Ana had no self-respect. That was the worst thing about it. I’m so sick of girls dissing themselves and their looks, digging for affirmation, and thinking it’s humble and likeable to always be down on yourself. It isn’t. It’s still self-absorbed/prideful. It’s just pathetic as well. That goes out to nearly everyone on Tumblr. I loved Kate. I wish the book had been about her. Plot: Kate’s roommate, Ana, is getting into an unhealthy relationship. Kate can’t talk sense into her, so she concocts an elaborate, evil plan to take the billionaire down and sabotage his relationship. Hilarity ensues. Now THAT I would read. In real life, Kate would lose Ana. People almost always pick their lovers over well-meaning friends and family who don’t approve of them. It’s best to just keep your mouth shut until people wake up and smell the coffee.
The descriptions are the worst thing about the book. I’ve never seen more laughable descriptions in my life. The BDSM was tame. There was nothing shocking about the sex in the book. Sorry. Your average episode of Sex and the City brought up more about sex and power in relationships. I have no problem, personally, with that kind of sex at all. I have a problem with Ana having no self respect, Christian being controlling and protective, Christian dictating every facet of Ana’s life, and Christian demanding an overall attitude of submission even when they aren’t in the bedroom. The book could leave you feeling depressed, hating women, hating men, hating society, and hating reading in general.
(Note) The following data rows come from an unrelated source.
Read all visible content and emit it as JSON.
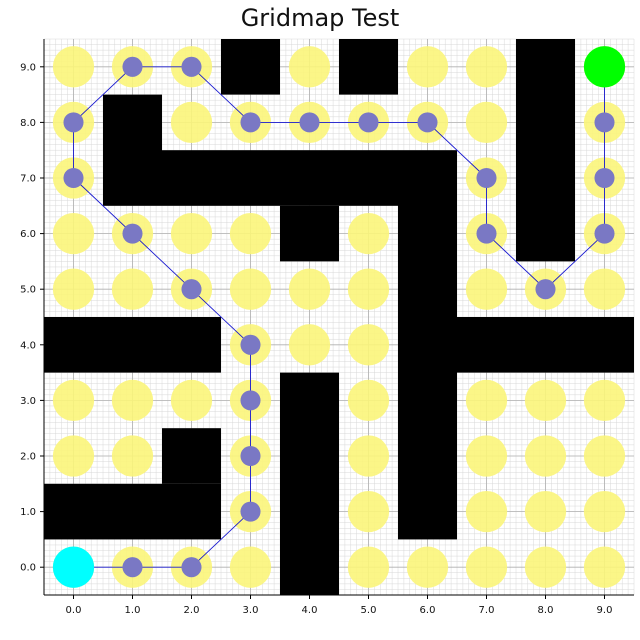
{
  "chart_data": {
    "type": "scatter",
    "title": "Gridmap Test",
    "xlabel": "",
    "ylabel": "",
    "xlim": [
      -0.5,
      9.5
    ],
    "ylim": [
      -0.5,
      9.5
    ],
    "grid": true,
    "minor_grid": true,
    "x_ticks": [
      "0.0",
      "1.0",
      "2.0",
      "3.0",
      "4.0",
      "5.0",
      "6.0",
      "7.0",
      "8.0",
      "9.0"
    ],
    "y_ticks": [
      "0.0",
      "1.0",
      "2.0",
      "3.0",
      "4.0",
      "5.0",
      "6.0",
      "7.0",
      "8.0",
      "9.0"
    ],
    "obstacles": [
      {
        "x": [
          -0.5,
          2.5
        ],
        "y": [
          0.5,
          1.5
        ]
      },
      {
        "x": [
          1.5,
          2.5
        ],
        "y": [
          1.5,
          2.5
        ]
      },
      {
        "x": [
          -0.5,
          2.5
        ],
        "y": [
          3.5,
          4.5
        ]
      },
      {
        "x": [
          3.5,
          4.5
        ],
        "y": [
          -0.5,
          3.5
        ]
      },
      {
        "x": [
          5.5,
          6.5
        ],
        "y": [
          0.5,
          7.5
        ]
      },
      {
        "x": [
          6.5,
          9.5
        ],
        "y": [
          3.5,
          4.5
        ]
      },
      {
        "x": [
          0.5,
          1.5
        ],
        "y": [
          6.5,
          8.5
        ]
      },
      {
        "x": [
          1.5,
          5.5
        ],
        "y": [
          6.5,
          7.5
        ]
      },
      {
        "x": [
          3.5,
          4.5
        ],
        "y": [
          5.5,
          6.5
        ]
      },
      {
        "x": [
          2.5,
          3.5
        ],
        "y": [
          8.5,
          9.5
        ]
      },
      {
        "x": [
          4.5,
          5.5
        ],
        "y": [
          8.5,
          9.5
        ]
      },
      {
        "x": [
          7.5,
          8.5
        ],
        "y": [
          5.5,
          9.5
        ]
      }
    ],
    "free_cells": [
      [
        0,
        0
      ],
      [
        1,
        0
      ],
      [
        2,
        0
      ],
      [
        3,
        0
      ],
      [
        5,
        0
      ],
      [
        6,
        0
      ],
      [
        7,
        0
      ],
      [
        8,
        0
      ],
      [
        9,
        0
      ],
      [
        3,
        1
      ],
      [
        5,
        1
      ],
      [
        7,
        1
      ],
      [
        8,
        1
      ],
      [
        9,
        1
      ],
      [
        0,
        2
      ],
      [
        1,
        2
      ],
      [
        3,
        2
      ],
      [
        5,
        2
      ],
      [
        7,
        2
      ],
      [
        8,
        2
      ],
      [
        9,
        2
      ],
      [
        0,
        3
      ],
      [
        1,
        3
      ],
      [
        2,
        3
      ],
      [
        3,
        3
      ],
      [
        5,
        3
      ],
      [
        7,
        3
      ],
      [
        8,
        3
      ],
      [
        9,
        3
      ],
      [
        3,
        4
      ],
      [
        4,
        4
      ],
      [
        5,
        4
      ],
      [
        0,
        5
      ],
      [
        1,
        5
      ],
      [
        2,
        5
      ],
      [
        3,
        5
      ],
      [
        4,
        5
      ],
      [
        5,
        5
      ],
      [
        7,
        5
      ],
      [
        8,
        5
      ],
      [
        9,
        5
      ],
      [
        0,
        6
      ],
      [
        1,
        6
      ],
      [
        2,
        6
      ],
      [
        3,
        6
      ],
      [
        5,
        6
      ],
      [
        7,
        6
      ],
      [
        9,
        6
      ],
      [
        0,
        7
      ],
      [
        7,
        7
      ],
      [
        9,
        7
      ],
      [
        0,
        8
      ],
      [
        2,
        8
      ],
      [
        3,
        8
      ],
      [
        4,
        8
      ],
      [
        5,
        8
      ],
      [
        6,
        8
      ],
      [
        7,
        8
      ],
      [
        9,
        8
      ],
      [
        0,
        9
      ],
      [
        1,
        9
      ],
      [
        2,
        9
      ],
      [
        4,
        9
      ],
      [
        6,
        9
      ],
      [
        7,
        9
      ],
      [
        9,
        9
      ]
    ],
    "path": [
      [
        0,
        0
      ],
      [
        1,
        0
      ],
      [
        2,
        0
      ],
      [
        3,
        1
      ],
      [
        3,
        2
      ],
      [
        3,
        3
      ],
      [
        3,
        4
      ],
      [
        2,
        5
      ],
      [
        1,
        6
      ],
      [
        0,
        7
      ],
      [
        0,
        8
      ],
      [
        1,
        9
      ],
      [
        2,
        9
      ],
      [
        3,
        8
      ],
      [
        4,
        8
      ],
      [
        5,
        8
      ],
      [
        6,
        8
      ],
      [
        7,
        7
      ],
      [
        7,
        6
      ],
      [
        8,
        5
      ],
      [
        9,
        6
      ],
      [
        9,
        7
      ],
      [
        9,
        8
      ],
      [
        9,
        9
      ]
    ],
    "start": [
      0,
      0
    ],
    "goal": [
      9,
      9
    ],
    "colors": {
      "free_cell": "#fbf57a",
      "path_marker": "#7a78c4",
      "path_line": "#1a1ad0",
      "obstacle": "#000000",
      "start": "#00ffff",
      "goal": "#00ff00",
      "major_grid": "#b0b0b0",
      "minor_grid": "#d8d8d8"
    }
  }
}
I was looking up what real BDSM enjoyers say about the book. The consensus is that it’s not representative of the relationships they have. They deem this relationship abusive. In this awesome article, Sophie Morgan says, “For me, the book is as much a fetishisation of capitalism as it is a discourse on BDSM. Christian Grey may be a stalkerish sort with epic amounts of emotional baggage, but the accoutrements of wealth he offers – designer labels, helicopters and expensive gifts – are deemed enough that our virginal heroine should stick with him, endure his peccadilloes and keep trying to change him. It's very much focused on ending up married and settled and financially secure – Mills & Boon with butt plugs.” It’s true. Ana didn’t want this kind of sex. She just wanted him. Sure, some of it turned her on. But a lot of it was pushed on her when she wasn’t comfortable with it yet.
It kind of bored me too. It was REALLY repetitive, and it was hard to get through and easy to put down. I’d read a scene then put it down. I’d read another scene. Then a week would go by before I’d read another scene. Fans call it an “easy read.” Well, maybe the prose was easy to understand, but that doesn’t make something easy to read. The idea that freedom and choice is a burden too heavy and onerous for women to bear was offensive. Defenders of the book say, “But without all the smut, it’s a great story. It’s a love story!” They say this with a straight face. The story is stupider than the smut! We are so messed up and secretive about sex in this society that we can’t distinguish what’s the abusive part of this story. It’s not the type of sex that’s abusive - that was consensual and honest. It was the relationship that was twisted and unhealthy.
I wonder…and would like to discuss with anyone who thinks they know…what it is that women these days see in this sort of relationship. Twilight was a hit for a lot of the same reasons. Take out the kink and it’s the same relationship: control, protectiveness, loss of free will, no self-respect, irrational “humility,” and leaving your life for a beautiful guy who has everything. Why is regressing back to inequality such a fantasy that it’s taking literature by storm? What is it about society and women today? Is it that men are such metros and we want someone strong? A protector? Security? I think a lot of it is the desire to feel wanted and lovely. Christian Grey and Edward Cullen both gush to their women about how perfect they are and desire them fiercely. They lavish them with gifts. That’s probably a lot of it and that’s sad. Call me crazy, but when you look to men alone to provide you with a feeling of being beautiful and worthwhile, as well as security, that’s a scary place to be. I hope we get out of it.
Maybe it’s sheltered women fascinated with the idea of something besides “vanilla” sex. For the “mommies” who love this “mommy porn,” maybe this is their first introduction to BDSM and that thrills them. I read my first book with BDSM scenes at 13. And yeah, I was fascinated. I agree that this is too young to be reading stuff like this though, and in all fairness at least my teen book choices had plot/action/good characters, unlike this. I’m not reading the next one. I don’t know why I read this one in the first place. I deserve to suffer for even buying it. Sadly, I bought it on Kindle so I can’t even recycle it for toilet paper. I feel like I know what happens: Ana wallows in near-suicidal grief over her breakup until they get back together. Then she teaches him how to really love and treat her. She gives him a real heart. Yep. Because this is all fantasy, no reality, no truth.